Second, the Equal Rights Amendment embodies the moral and practical judgment that the prohibition against the use of sex as a basis for differential treatment applies to all areas of legal rights. To the extent that any exception is made, the values sought by the amendment are undercut; women as a group are thrust into a subordinate status and women as individuals are denied the basic right to be considered in terms of their own capacities and experience.
A third, equally decisive consideration leads to the same conclusion. There is no objective basis available to courts or legislatures upon which differential treatment of men and women could be evaluated.
Fourth . . . only an unequivocal ban against taking sex into account supplies a rule adequate to achieve the objectives of the amendment. From this analysis it follows that the constitutional mandate must be absolute. . . . Equality of rights means that sex is not a factor.
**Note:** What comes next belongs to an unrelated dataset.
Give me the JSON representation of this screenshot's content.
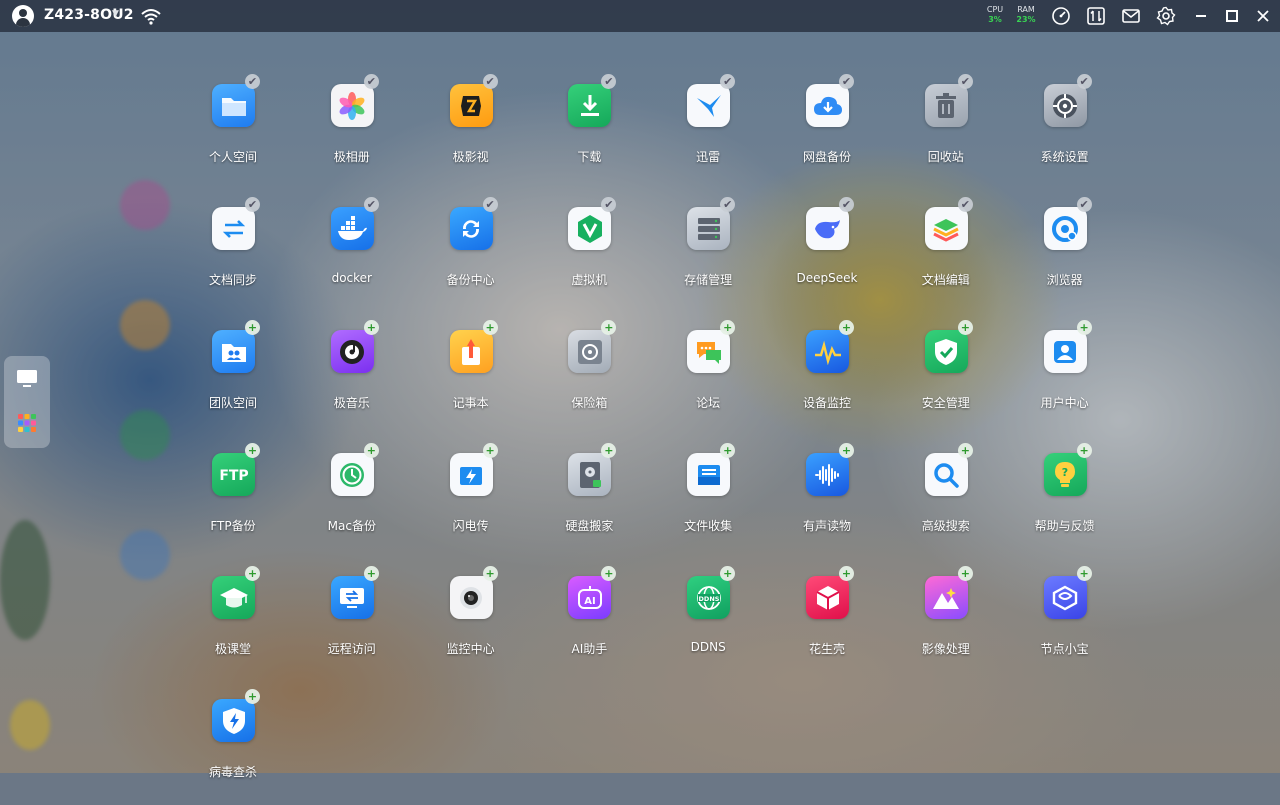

This at least is the premise of the Equal Rights Amendment. And this premise should be clearly expressed as the intention of Congress in submitting the amendment to the states for ratification. (Barbara A. Brown, Thomas I. Emerson, Gail Falk, and Ann E. Freedman, "The Equal Rights Amendment: A Constitutional Basis for Equal Rights for Women," Yale Law Review 80 (April 1971), 872-985.
In summary, The Lutheran Church--Missouri Synod encourages all of our people to "work toward the goal of giving women equal rights before the law" (1973 Convention Resolution 9-11). As Christians, we should do all that we can and support all who are in law.
As it reads the Equal Rights Amendment affirms a noble goal. However, existing constitutional, legislative, and administrative procedures, if conscientiously applied, will accomplish the task of enlarging the area of justice for women without at the same time dismantling reasonable protections for them. To force equality could destroy protections, particularly if some of the most articulate supporters of the amendment have their way. We have major reservations about absolutist legal prescriptions, however well intentioned; which fail to recognize generic differences inherent in the created order and also affirmed by the Holy Scriptures.
Whether or not an individual Christian favors an amendment to the Constitution, it goes without saying that principles of Christian relationships remain constant.